CS2020:   Web Science, Sytems and Design

Heavy Content Web Sites: Users and Tasks

modified from http://ijhcs.open.ac.uk/shneiderman/shneiderman-nf.html

As in any user interface design process, we begin by asking: Who are the users? and What are the tasks?

Specific knowledge of science, history, medicine, or other disciplines will influence design. A website for physicians treating lung cancer will differ in content, terminology, writing style, and depth from a website for patients. Communities of users might be museum visitors, students, teachers, researchers, journalists, or professionals. Their motives may range from fact-finding to browsing, professional to casual, or serious to playful.

Knowledge of computers or websites can also influence design, but more important is the distinction between first-time, intermittent and frequent users of a website. First-time users need an overview to understand the range of services and to know what is not available, plus buttons to select actions. Intermittent users need an orderly structure, familiar landmarks, reversibility, and safety during exploration. Frequent users demand shortcuts or macros to speed repeated tasks, compact in-depth information, and extensive services to satisfy their varied needs (Kellogg and Richards, 1995).

Since many applications focus on educational services, appropriate designs should accommodate teachers and students from elementary through university levels. Adult learners and elderly explorers may also get special services or treatments.

Evidence from a survey of 13,000 Web users conducted by Georgia Tech (Pitkow and Kehoe, 1996) shows that the average age of respondents is 35, the median income is above $50,000, and 80% are male. A remarkable 72% are daily users, and are likely to have a professional connection to computing or education. These profiles have shifted from previous surveys and will probably continue moving towards a closer match with the population at large.
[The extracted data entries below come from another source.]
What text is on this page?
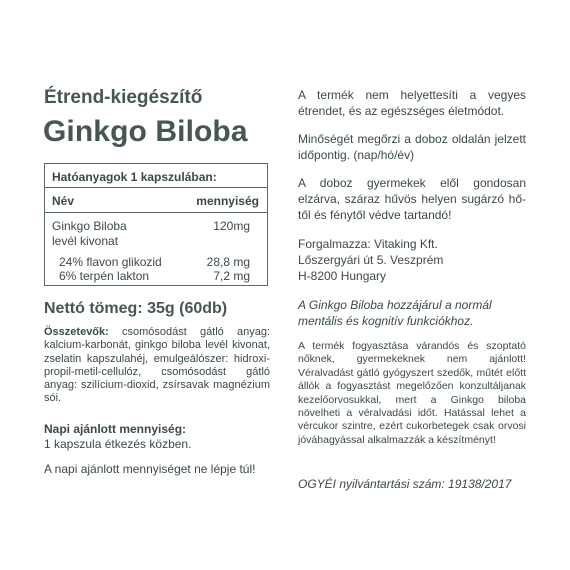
Étrend-kiegészítő
Ginkgo Biloba
Hatóanyagok 1 kapszulában:
Név	mennyiség
Ginkgo Biloba	120mg
levél kivonat
24% flavon glikozid	28,8 mg
6% terpén lakton	7,2 mg
Nettó tömeg: 35g (60db)
Összetevők: csomósodást gátló anyag: kalcium-karbonát, ginkgo biloba levél kivonat, zselatin kapszulahéj, emulgeálószer: hidroxi-propil-metil-cellulóz, csomósodást gátló anyag: szilícium-dioxid, zsírsavak magnézium sói.
Napi ajánlott mennyiség:
1 kapszula étkezés közben.
A napi ajánlott mennyiséget ne lépje túl!
A termék nem helyettesíti a vegyes étrendet, és az egészséges életmódot.
Minőségét megőrzi a doboz oldalán jelzett időpontig. (nap/hó/év)
A doboz gyermekek elől gondosan elzárva, száraz hűvös helyen sugárzó hő-től és fénytől védve tartandó!
Forgalmazza: Vitaking Kft.
Lőszergyári út 5. Veszprém
H-8200 Hungary
A Ginkgo Biloba hozzájárul a normál mentális és kognitív funkciókhoz.
A termék fogyasztása várandós és szoptató nőknek, gyermekeknek nem ajánlott! Véralvadást gátló gyógyszert szedők, műtét előtt állók a fogyasztást megelőzően konzultáljanak kezelőorvosukkal, mert a Ginkgo biloba növelheti a véralvadási időt. Hatással lehet a vércukor szintre, ezért cukorbetegek csak orvosi jóváhagyással alkalmazzák a készítményt!
OGYÉI nyilvántartási szám: 19138/2017
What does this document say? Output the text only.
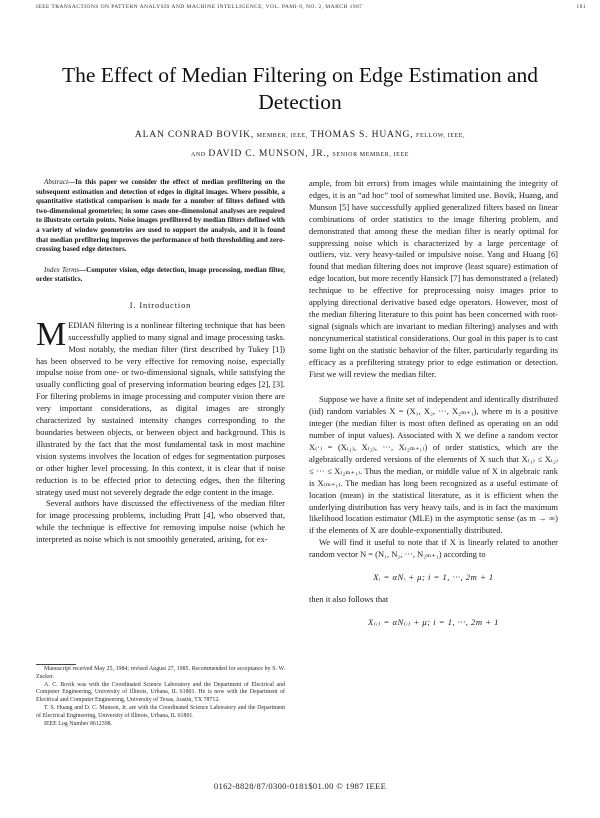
IEEE TRANSACTIONS ON PATTERN ANALYSIS AND MACHINE INTELLIGENCE, VOL. PAMI-9, NO. 2, MARCH 1987	181
The Effect of Median Filtering on Edge Estimation and Detection
ALAN CONRAD BOVIK, MEMBER, IEEE, THOMAS S. HUANG, FELLOW, IEEE,
AND DAVID C. MUNSON, JR., SENIOR MEMBER, IEEE

Abstract—In this paper we consider the effect of median prefiltering on the subsequent estimation and detection of edges in digital images. Where possible, a quantitative statistical comparison is made for a number of filters defined with two-dimensional geometries; in some cases one-dimensional analyses are required to illustrate certain points. Noise images prefiltered by median filters defined with a variety of window geometries are used to support the analysis, and it is found that median prefiltering improves the performance of both thresholding and zero-crossing based edge detectors.

Index Terms—Computer vision, edge detection, image processing, median filter, order statistics.

I. Introduction

MEDIAN filtering is a nonlinear filtering technique that has been successfully applied to many signal and image processing tasks. Most notably, the median filter (first described by Tukey [1]) has been observed to be very effective for removing noise, especially impulse noise from one- or two-dimensional signals, while satisfying the usually conflicting goal of preserving information bearing edges [2], [3]. For filtering problems in image processing and computer vision there are very important considerations, as digital images are strongly characterized by sustained intensity changes corresponding to the boundaries between objects, or between object and background. This is illustrated by the fact that the most fundamental task in most machine vision systems involves the location of edges for segmentation purposes or other higher level processing. In this context, it is clear that if noise reduction is to be effected prior to detecting edges, then the filtering strategy used must not severely degrade the edge content in the image.

Several authors have discussed the effectiveness of the median filter for image processing problems, including Pratt [4], who observed that, while the technique is effective for removing impulse noise (which he interpreted as noise which is not smoothly generated, arising, for ex-

Manuscript received May 25, 1984; revised August 27, 1985. Recommended for acceptance by S. W. Zucker.

A. C. Bovik was with the Coordinated Science Laboratory and the Department of Electrical and Computer Engineering, University of Illinois, Urbana, IL 61801. He is now with the Department of Electrical and Computer Engineering, University of Texas, Austin, TX 78712.

T. S. Huang and D. C. Munson, Jr. are with the Coordinated Science Laboratory and the Department of Electrical Engineering, University of Illinois, Urbana, IL 61801.

IEEE Log Number 8612398.

ample, from bit errors) from images while maintaining the integrity of edges, it is an “ad hoc” tool of somewhat limited use. Bovik, Huang, and Munson [5] have successfully applied generalized filters based on linear combinations of order statistics to the image filtering problem, and demonstrated that among these the median filter is nearly optimal for suppressing noise which is characterized by a large percentage of outliers, viz. very heavy-tailed or impulsive noise. Yang and Huang [6] found that median filtering does not improve (least square) estimation of edge location, but more recently Hansick [7] has demonstrated a (related) technique to be effective for preprocessing noisy images prior to applying directional derivative based edge operators. However, most of the median filtering literature to this point has been concerned with root-signal (signals which are invariant to median filtering) analyses and with noncynumerical statistical considerations. Our goal in this paper is to cast some light on the statistic behavior of the filter, particularly regarding its efficacy as a prefiltering strategy prior to edge estimation or detection. First we will review the median filter.

Suppose we have a finite set of independent and identically distributed (iid) random variables X = (X₁, X₂, ···, X₂ₘ₊₁), where m is a positive integer (the median filter is most often defined as operating on an odd number of input values). Associated with X we define a random vector X₍·₎ = (X₍₁₎, X₍₂₎, ···, X₍₂ₘ₊₁₎) of order statistics, which are the algebraically ordered versions of the elements of X such that X₍₁₎ ≤ X₍₂₎ ≤ ··· ≤ X₍₂ₘ₊₁₎. Thus the median, or middle value of X in algebraic rank is X₍ₘ₊₁₎. The median has long been recognized as a useful estimate of location (mean) in the statistical literature, as it is efficient when the underlying distribution has very heavy tails, and is in fact the maximum likelihood location estimator (MLE) in the asymptotic sense (as m → ∞) if the elements of X are double-exponentially distributed.

We will find it useful to note that if X is linearly related to another random vector N = (N₁, N₂, ···, N₂ₘ₊₁) according to

Xᵢ = αNᵢ + μ; i = 1, ···, 2m + 1

then it also follows that

X₍ᵢ₎ = αN₍ᵢ₎ + μ; i = 1, ···, 2m + 1
0162-8828/87/0300-0181$01.00 © 1987 IEEE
Of course, the survey was voluntary and drew upon the Web community, so the sample is biased, but still thought provoking.
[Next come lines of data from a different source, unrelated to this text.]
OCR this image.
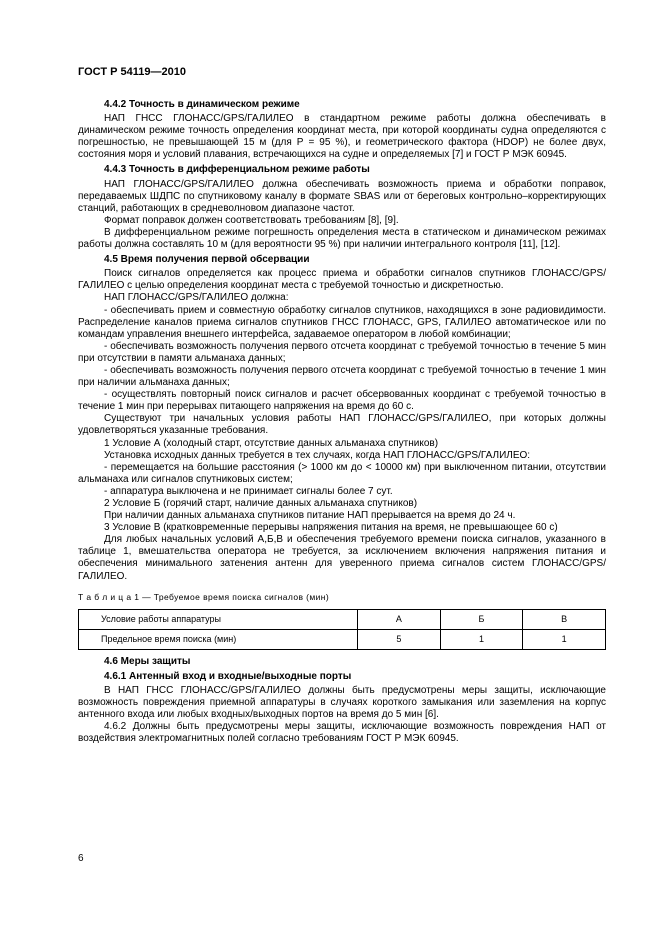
ГОСТ Р 54119—2010

4.4.2 Точность в динамическом режиме

НАП ГНСС ГЛОНАСС/GPS/ГАЛИЛЕО в стандартном режиме работы должна обеспечивать в динамическом режиме точность определения координат места, при которой координаты судна определяются с погрешностью, не превышающей 15 м (для Р = 95 %), и геометрического фактора (HDOP) не более двух, состояния моря и условий плавания, встречающихся на судне и определяемых [7] и ГОСТ Р МЭК 60945.

4.4.3 Точность в дифференциальном режиме работы

НАП ГЛОНАСС/GPS/ГАЛИЛЕО должна обеспечивать возможность приема и обработки поправок, передаваемых ШДПС по спутниковому каналу в формате SBAS или от береговых контрольно–корректирующих станций, работающих в средневолновом диапазоне частот.

Формат поправок должен соответствовать требованиям [8], [9].

В дифференциальном режиме погрешность определения места в статическом и динамическом режимах работы должна составлять 10 м (для вероятности 95 %) при наличии интегрального контроля [11], [12].

4.5 Время получения первой обсервации

Поиск сигналов определяется как процесс приема и обработки сигналов спутников ГЛОНАСС/GPS/ГАЛИЛЕО с целью определения координат места с требуемой точностью и дискретностью.

НАП ГЛОНАСС/GPS/ГАЛИЛЕО должна:

- обеспечивать прием и совместную обработку сигналов спутников, находящихся в зоне радиовидимости. Распределение каналов приема сигналов спутников ГНСС ГЛОНАСС, GPS, ГАЛИЛЕО автоматическое или по командам управления внешнего интерфейса, задаваемое оператором в любой комбинации;

- обеспечивать возможность получения первого отсчета координат с требуемой точностью в течение 5 мин при отсутствии в памяти альманаха данных;

- обеспечивать возможность получения первого отсчета координат с требуемой точностью в течение 1 мин при наличии альманаха данных;

- осуществлять повторный поиск сигналов и расчет обсервованных координат с требуемой точностью в течение 1 мин при перерывах питающего напряжения на время до 60 с.

Существуют три начальных условия работы НАП ГЛОНАСС/GPS/ГАЛИЛЕО, при которых должны удовлетворяться указанные требования.

1 Условие А (холодный старт, отсутствие данных альманаха спутников)

Установка исходных данных требуется в тех случаях, когда НАП ГЛОНАСС/GPS/ГАЛИЛЕО:

- перемещается на большие расстояния (> 1000 км до < 10000 км) при выключенном питании, отсутствии альманаха или сигналов спутниковых систем;

- аппаратура выключена и не принимает сигналы более 7 сут.

2 Условие Б (горячий старт, наличие данных альманаха спутников)

При наличии данных альманаха спутников питание НАП прерывается на время до 24 ч.

3 Условие В (кратковременные перерывы напряжения питания на время, не превышающее 60 с)

Для любых начальных условий А,Б,В и обеспечения требуемого времени поиска сигналов, указанного в таблице 1, вмешательства оператора не требуется, за исключением включения напряжения питания и обеспечения минимального затенения антенн для уверенного приема сигналов систем ГЛОНАСС/GPS/ГАЛИЛЕО.

Т а б л и ц а 1 — Требуемое время поиска сигналов (мин)
Условие работы аппаратуры	А	Б	В
Предельное время поиска (мин)	5	1	1

4.6 Меры защиты

4.6.1 Антенный вход и входные/выходные порты

В НАП ГНСС ГЛОНАСС/GPS/ГАЛИЛЕО должны быть предусмотрены меры защиты, исключающие возможность повреждения приемной аппаратуры в случаях короткого замыкания или заземления на корпус антенного входа или любых входных/выходных портов на время до 5 мин [6].

4.6.2 Должны быть предусмотрены меры защиты, исключающие возможность повреждения НАП от воздействия электромагнитных полей согласно требованиям ГОСТ Р МЭК 60945.

6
Identifying the users' tasks also guides designers in shaping a website. Tasks can range from specific fact-finding to more unstructured open-ended browsing of known databases and exploration of the availability of information on a topic:

Specific fact-finding (Known item search)
Find the Library of Congress call number of Future Shock
Find the phone number of Bill Clinton
Find the highest resolution LANDSAT image of College Park at noon on Dec. 13, 1997

Extended fact-finding
What other books are by the author of Jurassic Park?
What kinds of music is Sony publishing?
Which satellites took images of the Persian Gulf War?

Open-ended browsing
Does the Mathew Brady Civil War photo collection show the role of women?
Is there new work on voice recognition in Japan?
Is there a relationship between carbon monoxide levels and desertification?
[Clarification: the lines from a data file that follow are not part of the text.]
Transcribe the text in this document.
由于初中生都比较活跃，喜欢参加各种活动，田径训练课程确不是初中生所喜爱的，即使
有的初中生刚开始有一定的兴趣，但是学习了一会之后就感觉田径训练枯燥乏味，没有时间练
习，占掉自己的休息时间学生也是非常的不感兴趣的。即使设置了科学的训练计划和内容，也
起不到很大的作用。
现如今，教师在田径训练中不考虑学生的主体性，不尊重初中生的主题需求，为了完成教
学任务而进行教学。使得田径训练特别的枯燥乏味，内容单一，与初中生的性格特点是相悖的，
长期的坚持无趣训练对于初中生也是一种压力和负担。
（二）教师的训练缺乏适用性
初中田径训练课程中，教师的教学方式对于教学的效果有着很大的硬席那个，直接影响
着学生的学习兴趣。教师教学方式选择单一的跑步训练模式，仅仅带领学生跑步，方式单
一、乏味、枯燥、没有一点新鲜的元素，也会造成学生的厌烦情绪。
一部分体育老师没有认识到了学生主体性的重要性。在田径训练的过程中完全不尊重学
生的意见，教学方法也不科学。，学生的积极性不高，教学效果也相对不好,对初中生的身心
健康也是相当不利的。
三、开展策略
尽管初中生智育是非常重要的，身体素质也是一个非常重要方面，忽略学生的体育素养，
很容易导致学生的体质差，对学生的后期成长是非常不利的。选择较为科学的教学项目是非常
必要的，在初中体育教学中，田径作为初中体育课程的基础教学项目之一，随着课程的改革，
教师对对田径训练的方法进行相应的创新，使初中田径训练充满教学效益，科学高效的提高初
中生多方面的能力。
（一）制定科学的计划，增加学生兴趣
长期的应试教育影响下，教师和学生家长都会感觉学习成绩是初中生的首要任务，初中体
Exploration of availability
What genealogy information is at the National Archives?
What information is there on the Grateful Dead band members?
Can NASA datasets show acid rain damage to soy crops?

The great gift of the Web is its support for all these possibilities. Specific fact finding is the more traditional application of computerized databases with query languages like SQL, but the Web has dramatically increased the capability of users to browse and explore. It is an equal challenge to support users seeking specific facts and to help users with poorly formed information needs who are just browsing.

A planning document for a website might indicate that the primary audience is North American high school environmental-science teachers and their students, with secondary audiences consisting of other teachers and students, journalists, environmental activists, corporate lobbyists, policy analysts, and amateur scientists. The tasks might be identified as providing access to selected LANDSAT images of North America clustered by and annotated with agricultural, ecological, geological, and meteorological features. Primary access might be by a hierarchical thesaurus of keywords about the features (e.g. floods, hurricanes, volcanoes) from the four topics. Secondary access might be geographical with indexes by state, county, and city, plus selection by pointing at a map. Tertiary access might be by specifying latitude and longitude.

This focus on tasks leads to a model (Section 4) for designers that emphasizes objects and action in the task domain and their presentation in an interface. It also suggests possible improvements in search and navigation (Section 5).